3. Hiring for Curiosity and Ownership
When it comes to building great engineering teams, Zach doesn’t overthink it:
Hire people who fix things fast, empathize with users, and care about outcomes.
That combination of speed, empathy, and ownership is rarer than raw technical skill.
Simplified coding challenges (like building a small API) still tell you a lot about how someone thinks. The real signal isn’t in syntax; it’s in how they approach tradeoffs.

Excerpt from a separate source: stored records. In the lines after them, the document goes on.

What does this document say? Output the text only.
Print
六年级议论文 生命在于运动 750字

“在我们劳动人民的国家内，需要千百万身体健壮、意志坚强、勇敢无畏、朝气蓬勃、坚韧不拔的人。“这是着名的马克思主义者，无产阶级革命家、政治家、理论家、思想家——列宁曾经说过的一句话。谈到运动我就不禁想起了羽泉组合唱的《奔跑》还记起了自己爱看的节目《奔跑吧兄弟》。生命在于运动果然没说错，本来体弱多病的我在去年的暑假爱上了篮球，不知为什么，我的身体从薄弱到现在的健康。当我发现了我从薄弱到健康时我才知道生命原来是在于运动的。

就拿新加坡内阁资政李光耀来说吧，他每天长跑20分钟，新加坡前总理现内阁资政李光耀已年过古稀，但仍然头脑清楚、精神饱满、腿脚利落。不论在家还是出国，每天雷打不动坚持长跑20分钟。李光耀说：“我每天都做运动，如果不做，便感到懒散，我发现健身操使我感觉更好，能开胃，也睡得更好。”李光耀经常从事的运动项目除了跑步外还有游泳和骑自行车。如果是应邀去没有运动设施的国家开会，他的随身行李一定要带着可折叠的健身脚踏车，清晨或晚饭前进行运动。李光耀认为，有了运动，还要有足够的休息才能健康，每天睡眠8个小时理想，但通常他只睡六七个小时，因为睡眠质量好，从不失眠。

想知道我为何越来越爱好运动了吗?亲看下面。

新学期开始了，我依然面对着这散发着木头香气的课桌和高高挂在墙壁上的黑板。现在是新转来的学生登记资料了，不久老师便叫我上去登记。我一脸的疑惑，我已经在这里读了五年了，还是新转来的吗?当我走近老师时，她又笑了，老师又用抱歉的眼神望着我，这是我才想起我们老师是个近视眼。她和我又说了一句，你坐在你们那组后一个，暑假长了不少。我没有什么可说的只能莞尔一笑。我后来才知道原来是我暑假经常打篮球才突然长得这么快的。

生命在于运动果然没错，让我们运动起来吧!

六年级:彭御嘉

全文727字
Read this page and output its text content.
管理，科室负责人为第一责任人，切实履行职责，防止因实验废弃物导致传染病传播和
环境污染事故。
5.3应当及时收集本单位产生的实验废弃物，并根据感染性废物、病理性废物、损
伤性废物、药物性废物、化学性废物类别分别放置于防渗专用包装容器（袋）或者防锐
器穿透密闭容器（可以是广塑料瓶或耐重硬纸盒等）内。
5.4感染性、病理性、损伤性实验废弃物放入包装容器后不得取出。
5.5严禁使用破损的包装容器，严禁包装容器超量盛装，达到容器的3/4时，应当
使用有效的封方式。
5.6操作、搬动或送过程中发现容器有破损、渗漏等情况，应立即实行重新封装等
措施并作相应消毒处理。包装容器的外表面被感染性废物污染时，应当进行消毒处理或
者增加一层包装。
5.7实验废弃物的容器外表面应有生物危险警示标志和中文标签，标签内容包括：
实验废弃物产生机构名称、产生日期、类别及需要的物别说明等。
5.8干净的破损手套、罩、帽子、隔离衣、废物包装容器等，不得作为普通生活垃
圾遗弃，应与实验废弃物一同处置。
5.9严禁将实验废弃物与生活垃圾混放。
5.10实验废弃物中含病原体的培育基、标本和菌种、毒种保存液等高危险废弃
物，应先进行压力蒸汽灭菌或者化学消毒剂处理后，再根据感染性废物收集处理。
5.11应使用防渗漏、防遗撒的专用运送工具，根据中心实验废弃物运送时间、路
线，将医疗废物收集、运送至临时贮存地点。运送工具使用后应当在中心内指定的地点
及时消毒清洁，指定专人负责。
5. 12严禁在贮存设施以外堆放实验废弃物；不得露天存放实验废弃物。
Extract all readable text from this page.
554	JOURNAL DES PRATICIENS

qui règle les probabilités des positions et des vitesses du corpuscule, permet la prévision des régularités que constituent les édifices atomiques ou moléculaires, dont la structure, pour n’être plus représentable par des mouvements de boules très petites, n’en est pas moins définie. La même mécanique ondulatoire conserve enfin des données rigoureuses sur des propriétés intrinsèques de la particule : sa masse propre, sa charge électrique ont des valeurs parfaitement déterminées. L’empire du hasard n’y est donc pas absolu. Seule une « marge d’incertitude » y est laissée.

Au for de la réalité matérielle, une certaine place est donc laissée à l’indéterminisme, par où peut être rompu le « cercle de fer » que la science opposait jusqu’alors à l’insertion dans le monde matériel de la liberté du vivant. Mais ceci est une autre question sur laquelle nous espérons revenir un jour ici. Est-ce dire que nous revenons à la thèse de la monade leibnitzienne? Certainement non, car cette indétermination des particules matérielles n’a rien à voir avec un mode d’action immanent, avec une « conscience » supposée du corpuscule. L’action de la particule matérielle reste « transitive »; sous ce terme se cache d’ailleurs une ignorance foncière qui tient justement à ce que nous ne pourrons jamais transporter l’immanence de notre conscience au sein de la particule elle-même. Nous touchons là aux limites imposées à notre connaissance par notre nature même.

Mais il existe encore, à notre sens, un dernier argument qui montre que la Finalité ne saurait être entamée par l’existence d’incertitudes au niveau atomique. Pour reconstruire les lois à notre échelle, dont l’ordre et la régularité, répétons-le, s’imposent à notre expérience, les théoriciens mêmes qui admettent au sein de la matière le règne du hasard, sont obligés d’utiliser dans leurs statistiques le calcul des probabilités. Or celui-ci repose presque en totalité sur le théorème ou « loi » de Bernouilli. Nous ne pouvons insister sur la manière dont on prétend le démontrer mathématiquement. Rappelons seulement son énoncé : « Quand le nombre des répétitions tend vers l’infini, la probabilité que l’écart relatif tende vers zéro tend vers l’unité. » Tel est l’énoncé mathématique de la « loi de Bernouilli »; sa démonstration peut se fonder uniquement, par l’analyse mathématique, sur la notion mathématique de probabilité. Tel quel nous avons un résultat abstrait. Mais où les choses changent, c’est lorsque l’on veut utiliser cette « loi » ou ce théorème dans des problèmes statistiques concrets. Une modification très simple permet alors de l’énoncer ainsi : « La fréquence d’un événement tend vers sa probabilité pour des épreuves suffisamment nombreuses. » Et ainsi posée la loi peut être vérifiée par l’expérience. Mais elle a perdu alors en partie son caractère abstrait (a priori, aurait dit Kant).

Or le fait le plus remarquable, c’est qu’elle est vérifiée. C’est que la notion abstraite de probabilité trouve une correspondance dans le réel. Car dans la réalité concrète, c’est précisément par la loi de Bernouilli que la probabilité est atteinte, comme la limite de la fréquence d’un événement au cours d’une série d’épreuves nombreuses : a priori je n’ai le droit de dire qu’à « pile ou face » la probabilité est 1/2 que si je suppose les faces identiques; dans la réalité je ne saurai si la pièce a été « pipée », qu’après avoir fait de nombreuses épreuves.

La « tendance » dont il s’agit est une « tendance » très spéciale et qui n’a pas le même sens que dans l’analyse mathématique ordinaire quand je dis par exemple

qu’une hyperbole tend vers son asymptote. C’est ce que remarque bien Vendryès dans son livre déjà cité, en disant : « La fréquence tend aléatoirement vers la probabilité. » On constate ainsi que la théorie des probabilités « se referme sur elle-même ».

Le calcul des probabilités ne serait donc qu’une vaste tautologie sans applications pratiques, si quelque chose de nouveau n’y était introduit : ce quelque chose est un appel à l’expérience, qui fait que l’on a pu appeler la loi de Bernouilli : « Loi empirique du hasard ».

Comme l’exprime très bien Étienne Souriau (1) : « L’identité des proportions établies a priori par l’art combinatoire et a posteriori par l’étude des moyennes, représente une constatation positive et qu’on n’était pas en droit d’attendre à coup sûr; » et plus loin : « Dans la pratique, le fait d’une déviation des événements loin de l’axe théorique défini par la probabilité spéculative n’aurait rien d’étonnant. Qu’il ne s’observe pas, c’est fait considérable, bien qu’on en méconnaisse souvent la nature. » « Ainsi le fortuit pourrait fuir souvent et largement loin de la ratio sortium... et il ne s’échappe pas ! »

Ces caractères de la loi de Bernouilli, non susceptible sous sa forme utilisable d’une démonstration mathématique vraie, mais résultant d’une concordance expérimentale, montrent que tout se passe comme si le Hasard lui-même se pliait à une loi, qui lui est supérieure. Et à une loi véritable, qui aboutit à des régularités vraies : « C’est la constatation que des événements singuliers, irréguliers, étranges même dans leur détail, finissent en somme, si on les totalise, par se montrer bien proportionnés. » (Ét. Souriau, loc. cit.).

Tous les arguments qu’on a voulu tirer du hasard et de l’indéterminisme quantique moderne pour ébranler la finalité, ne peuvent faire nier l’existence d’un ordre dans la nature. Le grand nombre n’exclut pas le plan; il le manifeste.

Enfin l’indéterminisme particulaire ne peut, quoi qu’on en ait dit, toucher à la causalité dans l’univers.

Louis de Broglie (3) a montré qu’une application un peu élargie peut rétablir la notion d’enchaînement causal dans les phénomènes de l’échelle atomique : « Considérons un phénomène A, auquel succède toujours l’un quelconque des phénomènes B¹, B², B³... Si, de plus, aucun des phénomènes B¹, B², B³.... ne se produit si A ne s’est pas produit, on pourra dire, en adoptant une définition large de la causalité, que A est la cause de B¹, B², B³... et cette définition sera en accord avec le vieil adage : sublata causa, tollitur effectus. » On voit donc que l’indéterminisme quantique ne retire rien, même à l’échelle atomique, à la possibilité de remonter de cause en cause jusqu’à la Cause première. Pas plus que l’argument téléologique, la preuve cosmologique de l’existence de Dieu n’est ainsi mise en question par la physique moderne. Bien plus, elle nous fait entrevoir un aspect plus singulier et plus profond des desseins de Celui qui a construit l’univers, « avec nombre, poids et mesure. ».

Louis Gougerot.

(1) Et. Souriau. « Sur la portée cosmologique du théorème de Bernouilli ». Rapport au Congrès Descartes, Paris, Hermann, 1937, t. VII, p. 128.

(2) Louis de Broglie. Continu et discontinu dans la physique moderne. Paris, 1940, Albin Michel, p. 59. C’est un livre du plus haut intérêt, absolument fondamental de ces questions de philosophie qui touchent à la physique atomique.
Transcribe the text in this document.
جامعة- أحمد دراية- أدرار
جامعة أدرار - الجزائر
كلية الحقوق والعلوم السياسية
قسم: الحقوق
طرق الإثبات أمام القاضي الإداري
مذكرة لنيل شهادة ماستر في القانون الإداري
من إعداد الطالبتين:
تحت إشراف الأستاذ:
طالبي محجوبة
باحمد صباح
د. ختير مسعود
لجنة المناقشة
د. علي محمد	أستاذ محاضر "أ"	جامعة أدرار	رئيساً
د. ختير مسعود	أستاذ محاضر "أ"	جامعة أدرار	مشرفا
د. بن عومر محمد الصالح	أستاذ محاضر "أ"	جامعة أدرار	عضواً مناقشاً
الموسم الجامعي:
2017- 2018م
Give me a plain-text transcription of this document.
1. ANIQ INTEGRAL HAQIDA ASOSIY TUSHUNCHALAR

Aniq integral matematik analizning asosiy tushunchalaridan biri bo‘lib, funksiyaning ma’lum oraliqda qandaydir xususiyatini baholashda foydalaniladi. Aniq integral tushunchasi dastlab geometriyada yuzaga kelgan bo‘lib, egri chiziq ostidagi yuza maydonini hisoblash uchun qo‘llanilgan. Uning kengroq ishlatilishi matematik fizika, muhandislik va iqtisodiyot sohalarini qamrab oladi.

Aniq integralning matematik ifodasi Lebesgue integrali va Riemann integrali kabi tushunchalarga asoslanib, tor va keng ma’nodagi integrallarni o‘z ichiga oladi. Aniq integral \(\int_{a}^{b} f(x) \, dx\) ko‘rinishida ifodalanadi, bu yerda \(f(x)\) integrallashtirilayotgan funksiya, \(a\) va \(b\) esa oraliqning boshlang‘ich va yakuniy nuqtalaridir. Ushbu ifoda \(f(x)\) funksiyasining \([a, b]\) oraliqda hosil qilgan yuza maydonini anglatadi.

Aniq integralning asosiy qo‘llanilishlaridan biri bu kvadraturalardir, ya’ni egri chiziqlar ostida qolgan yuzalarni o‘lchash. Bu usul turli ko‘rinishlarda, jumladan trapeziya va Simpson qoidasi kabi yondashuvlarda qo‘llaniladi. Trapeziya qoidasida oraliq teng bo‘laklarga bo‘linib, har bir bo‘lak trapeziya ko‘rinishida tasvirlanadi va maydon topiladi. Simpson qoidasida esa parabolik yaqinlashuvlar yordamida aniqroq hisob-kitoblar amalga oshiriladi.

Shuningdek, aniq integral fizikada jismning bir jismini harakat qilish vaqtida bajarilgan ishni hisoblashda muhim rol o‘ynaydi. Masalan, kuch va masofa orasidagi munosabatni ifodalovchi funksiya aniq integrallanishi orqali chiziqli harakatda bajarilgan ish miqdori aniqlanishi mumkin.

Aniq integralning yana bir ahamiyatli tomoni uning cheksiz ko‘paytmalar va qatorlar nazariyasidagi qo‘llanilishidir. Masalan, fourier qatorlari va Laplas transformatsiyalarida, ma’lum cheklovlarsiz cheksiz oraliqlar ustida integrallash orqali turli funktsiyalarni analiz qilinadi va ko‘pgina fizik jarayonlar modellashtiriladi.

I couldn’t agree more. The best engineers I’ve worked with don’t just write code. They solve problems, stay curious, and care deeply about the people using what they build. It’s that mindset that makes small teams punch far above their weight.
4. The Enduring Value of Human Taste
AI can generate code, wireframes, even logos, but it can’t feel what makes a product click.
Zach reminded us that great design, brand, and emotional resonance still come from human taste. The companies that stand out blend velocity with a coherent, human vision.
Speed without taste leads to noise. Taste without speed never ships.
5. Caring About the User (and the Work)
QA came up, and the takeaway wasn’t “automate everything.” It was the opposite.
Rigid QA slows teams down; empathy speeds them up. Engineers should walk the user journey, not just fix tickets. When teams truly own outcomes like bugs, polish, and delight, quality becomes a natural byproduct.
What We Took Away
Our founders left with a few clear takeaways:
- Build small, validate fast. Trim scope relentlessly.
- Balance automation with human judgment.
- Hire for curiosity, ownership, and empathy.
- Keep design and brand grounded in human taste.
- Make engineers care about the product, not just the code.
It was a reminder that the best engineering cultures aren’t just fast, they’re thoughtful.
They move quickly because they stay simple, aligned, and human. I like that.